Côté finances publiques, le déficit budgétaire iranien atteint 6 % du PIB, alourdi par des subventions ciblées et des dépenses idéologiques. Israël, de son côté, parvient à contenir son déficit à 4,9 %, malgré une forte hausse des dépenses militaires. Là encore, le contraste signale une dissymétrie stratégique structurelle.

La situation monétaire renforce ce déséquilibre. Le rial s’est effondré, passant de 32 000 IRR/USD en 2018 à près de 930 000 IRR/USD en 2025. À l’inverse, le shekel reste stable autour de 3,57 ILS/USD. Une monnaie stable permet à Israël de maintenir ses importations critiques et de financer son effort de guerre dans des conditions soutenables. La RII, au contraire, voit sa capacité de financement militaire minée par une défiance monétaire généralisée.
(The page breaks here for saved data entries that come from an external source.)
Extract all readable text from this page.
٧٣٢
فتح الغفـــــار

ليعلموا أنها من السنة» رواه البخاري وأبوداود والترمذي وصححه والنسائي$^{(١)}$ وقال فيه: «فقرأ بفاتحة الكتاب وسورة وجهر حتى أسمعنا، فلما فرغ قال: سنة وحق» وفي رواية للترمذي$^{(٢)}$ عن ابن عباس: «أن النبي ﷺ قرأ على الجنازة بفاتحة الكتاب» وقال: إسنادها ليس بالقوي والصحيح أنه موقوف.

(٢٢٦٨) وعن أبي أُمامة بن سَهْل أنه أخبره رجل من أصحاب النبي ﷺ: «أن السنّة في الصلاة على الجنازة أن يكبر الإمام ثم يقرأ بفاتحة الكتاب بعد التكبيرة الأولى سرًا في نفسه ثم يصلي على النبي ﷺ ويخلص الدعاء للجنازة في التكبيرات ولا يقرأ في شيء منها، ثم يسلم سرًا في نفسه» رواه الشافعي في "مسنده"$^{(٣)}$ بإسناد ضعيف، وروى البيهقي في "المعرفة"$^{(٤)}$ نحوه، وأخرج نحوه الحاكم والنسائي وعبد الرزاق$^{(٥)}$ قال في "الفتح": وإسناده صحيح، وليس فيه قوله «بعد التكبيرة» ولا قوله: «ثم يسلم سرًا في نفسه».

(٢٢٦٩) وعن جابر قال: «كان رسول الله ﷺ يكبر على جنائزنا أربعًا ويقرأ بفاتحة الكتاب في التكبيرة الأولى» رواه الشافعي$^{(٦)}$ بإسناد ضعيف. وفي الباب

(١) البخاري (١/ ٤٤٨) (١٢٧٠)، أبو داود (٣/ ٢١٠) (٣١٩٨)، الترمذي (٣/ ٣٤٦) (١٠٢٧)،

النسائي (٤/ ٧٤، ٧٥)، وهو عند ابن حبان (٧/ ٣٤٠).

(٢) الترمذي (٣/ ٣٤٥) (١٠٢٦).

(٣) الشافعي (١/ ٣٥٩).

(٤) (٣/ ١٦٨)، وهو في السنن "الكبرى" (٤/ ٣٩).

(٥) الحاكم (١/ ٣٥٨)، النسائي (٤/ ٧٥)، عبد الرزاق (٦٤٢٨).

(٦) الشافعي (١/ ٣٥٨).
Enfin, l’ouverture économique creuse davantage l’écart. L’Iran reste largement isolé du système financier international, frappé par les sanctions et déserté par les investisseurs étrangers, évoluant ainsi dans une autarcie contrainte. Israël bénéficie au contraire d’une intégration industrielle et technologique consolidée par ses alliances stratégiques.

Au total, la République islamique d’Iran entre dans le conflit dans une position structurellement défavorable : faible croissance, inflation galopante, déficit public incontrôlé, monnaie en chute libre, isolement économique, et population précarisée mécontente. Israël s’engage quant à lui avec un socle économique solide, des indicateurs de résilience et une profondeur stratégique qui lui permettent d’envisager un effort militaire prolongé.

Le coût quotidien de la guerre : une pression inégale sur les économies

Le conflit entre Israël et la RII s'est caractérisé par des campagnes aériennes intensives, des bombardements ciblés, des tirs de missiles longue portée et des cyberattaques. Les frappes israéliennes ont prioritairement visé des infrastructures militaires et logistiques.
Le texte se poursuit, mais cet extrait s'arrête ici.